“Ankara Jandarma Bölge Komutanlığı emrinde jandarma üsteğmen olarak görev yapmakta iken 22.09.2014 tarihinde istifa ederek TSK'dan ayrılan davacı ... tarafından, hakkında İstanbul 4. Ağır Ceza Mahkemesinin 01.07.2019 gün E:..., K:... sayı ile beraat kararı verilmesi nedeniyle 10.01.2009-22.09.2014 tarihleri arasında rütbe, derece, kademe ilerlemesi yapılmaması nedeniyle mahrum kaldığı maaş farkları ve bunların yasal faizinin ödenmesi istemiyle yapılan başvurunun reddine ilişkin işlemin ve 926 sayılı Türk Silahlı Kuvvetleri Personel Kanunun 33. maddesinin 2. fıkrasının ''Bu şekilde yapılan terfi ve rütbe kıdemliliklerinde maaş farkı ödenmez'' düzenlemesinin iptali istemiyle Anayasa Mahkemesine başvurulmasına karar verilmesi istemiyle açılan davada Ankara 4. İdare Mahkemesince verilen 12/11/2020 tarih ve E:...; K:... sayılı karara karşı yapılan istinaf başvurusu kapsamında dava dosyası incelenerek gereği görüşüldü:
Türkiye Cumhuriyeti Anayasası'nın "Anayasaya aykırılığın diğer mahkemelerde ileri sürülmesi" başlıklı 152. maddesinde; "Bir davaya bakmakta olan mahkeme, uygulanacak bir kanun veya Cumhurbaşkanlığı kararnamesinin hükümlerini Anayasaya aykırı görürse veya taraflardan birinin ileri sürdüğü aykırılık iddiasının ciddi olduğu kanısına varırsa, Anayasa Mahkemesinin bu konuda vereceği karara kadar davayı geri bırakır. Mahkeme, Anayasaya aykırılık iddiasını ciddi görmezse bu iddia, temyiz merciince esas hükümle birlikte karara bağlanır. Anayasa Mahkemesi, işin kendisine gelişinden başlamak üzere beş ay içinde kararını verir ve açıklar. Bu süre içinde karar verilmezse mahkeme davayı yürürlükteki kanun hükümlerine göre sonuçlandırır. Ancak, Anayasa Mahkemesinin kararı, esas hakkındaki karar kesinleşinceye kadar gelirse, mahkeme buna uymak zorundadır..." hükmüne yer verilmiştir.

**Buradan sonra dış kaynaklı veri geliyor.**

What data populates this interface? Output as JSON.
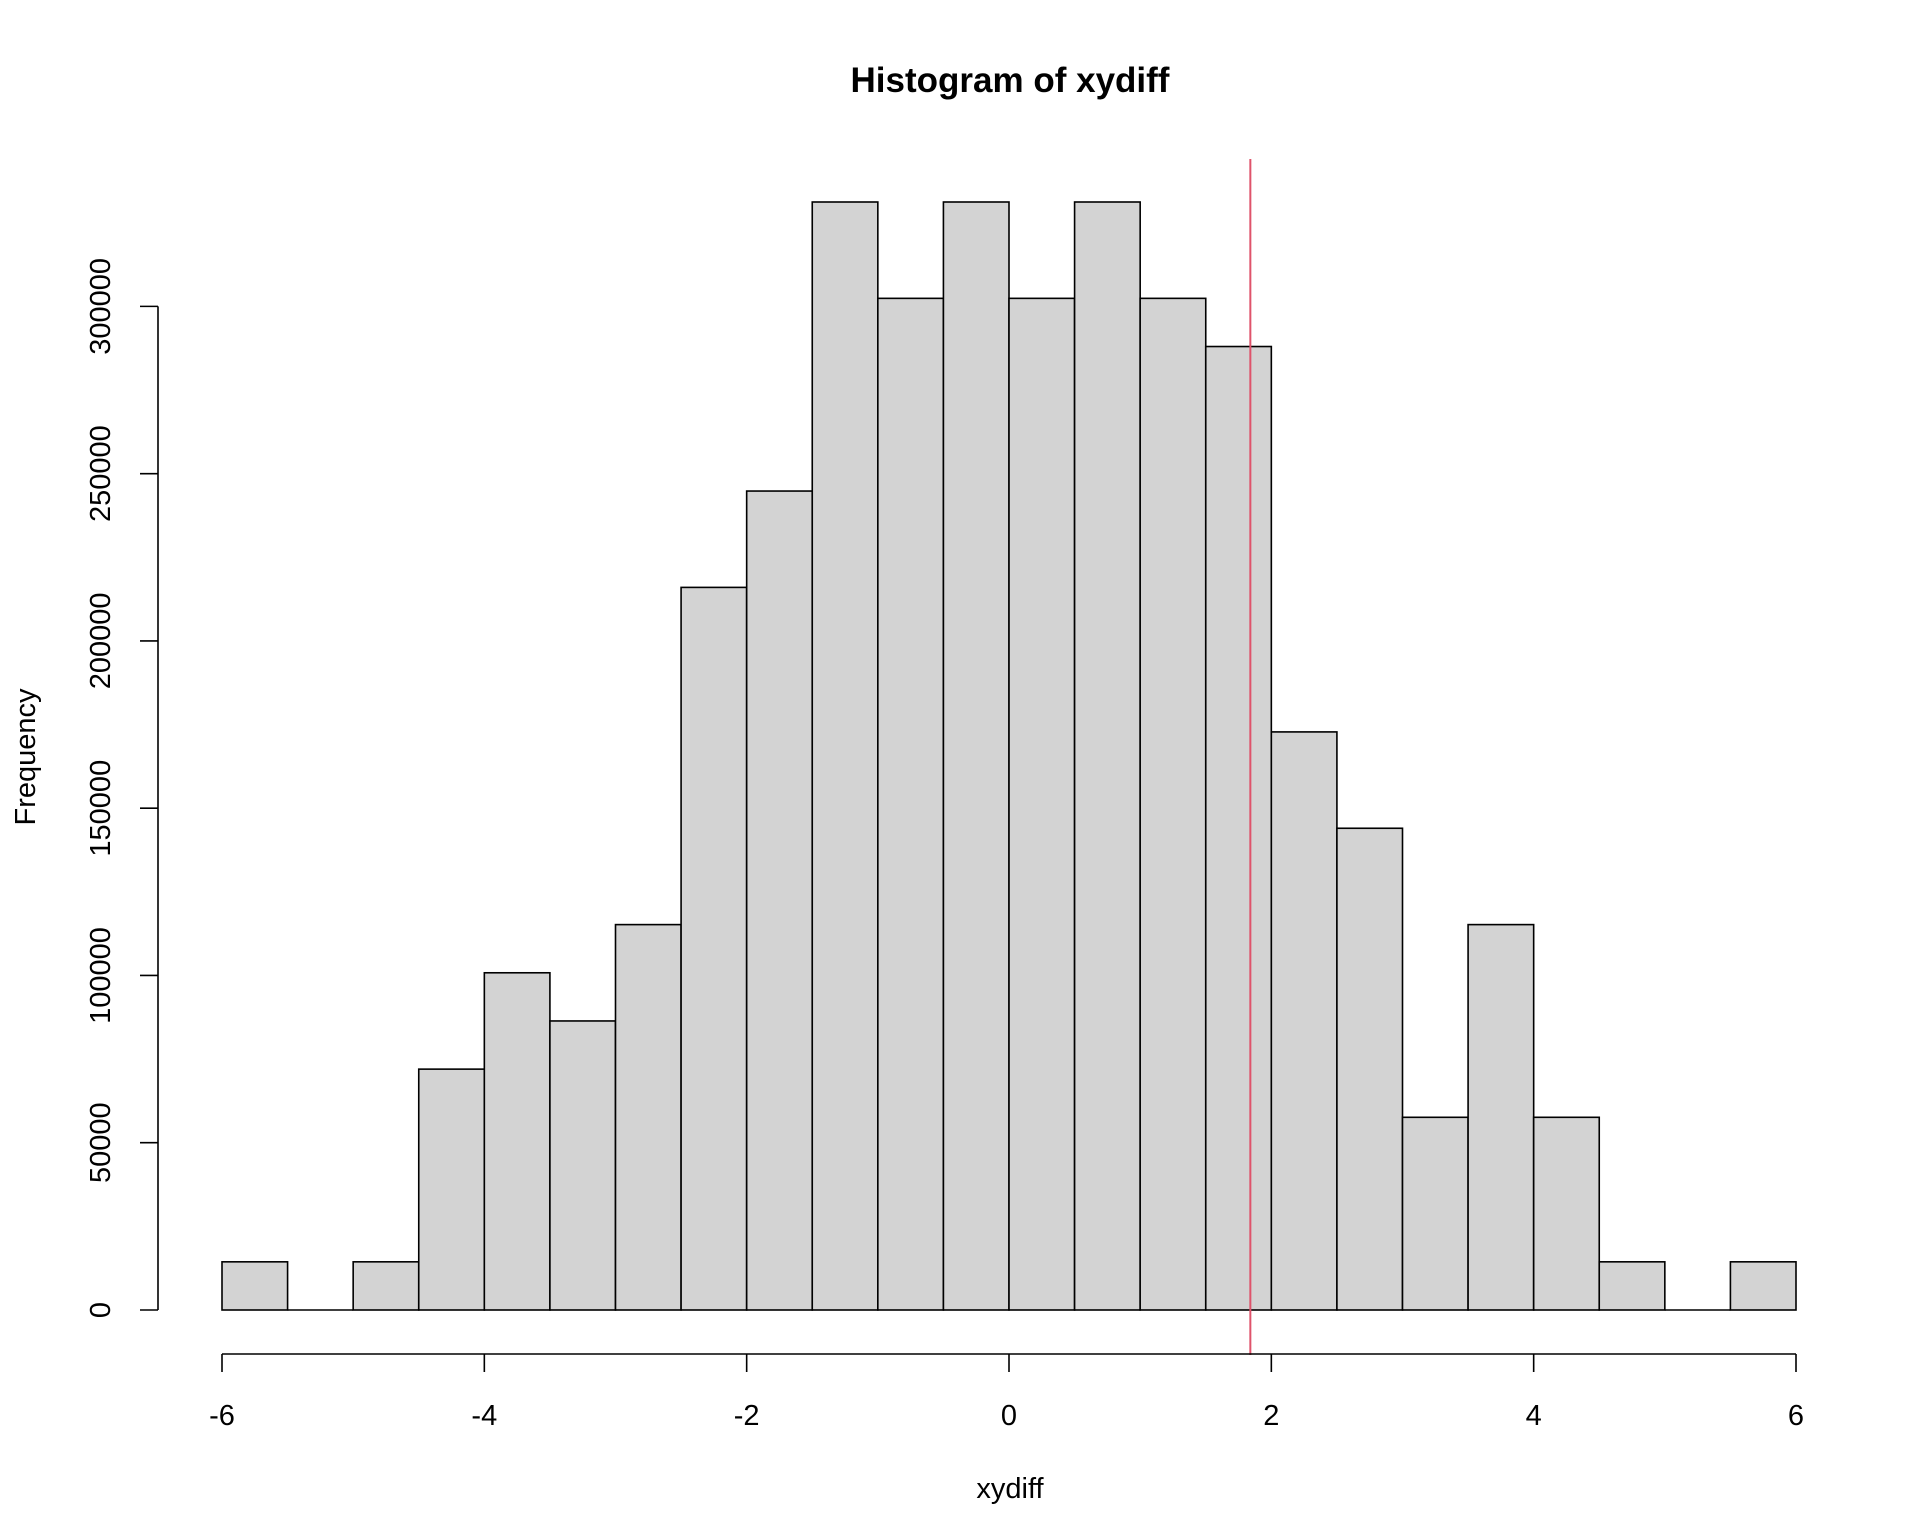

Yukarıda yer alan hüküm gereğince, bir davaya bakmakta olan mahkemenin itiraz yoluyla bir kanun hükmünün iptali talebiyle Anayasa Mahkemesi'ne başvurulabilmesi için, iptali istenen kuralın görülmekte olan davada uygulanacak nitelikte olması gerekmektedir.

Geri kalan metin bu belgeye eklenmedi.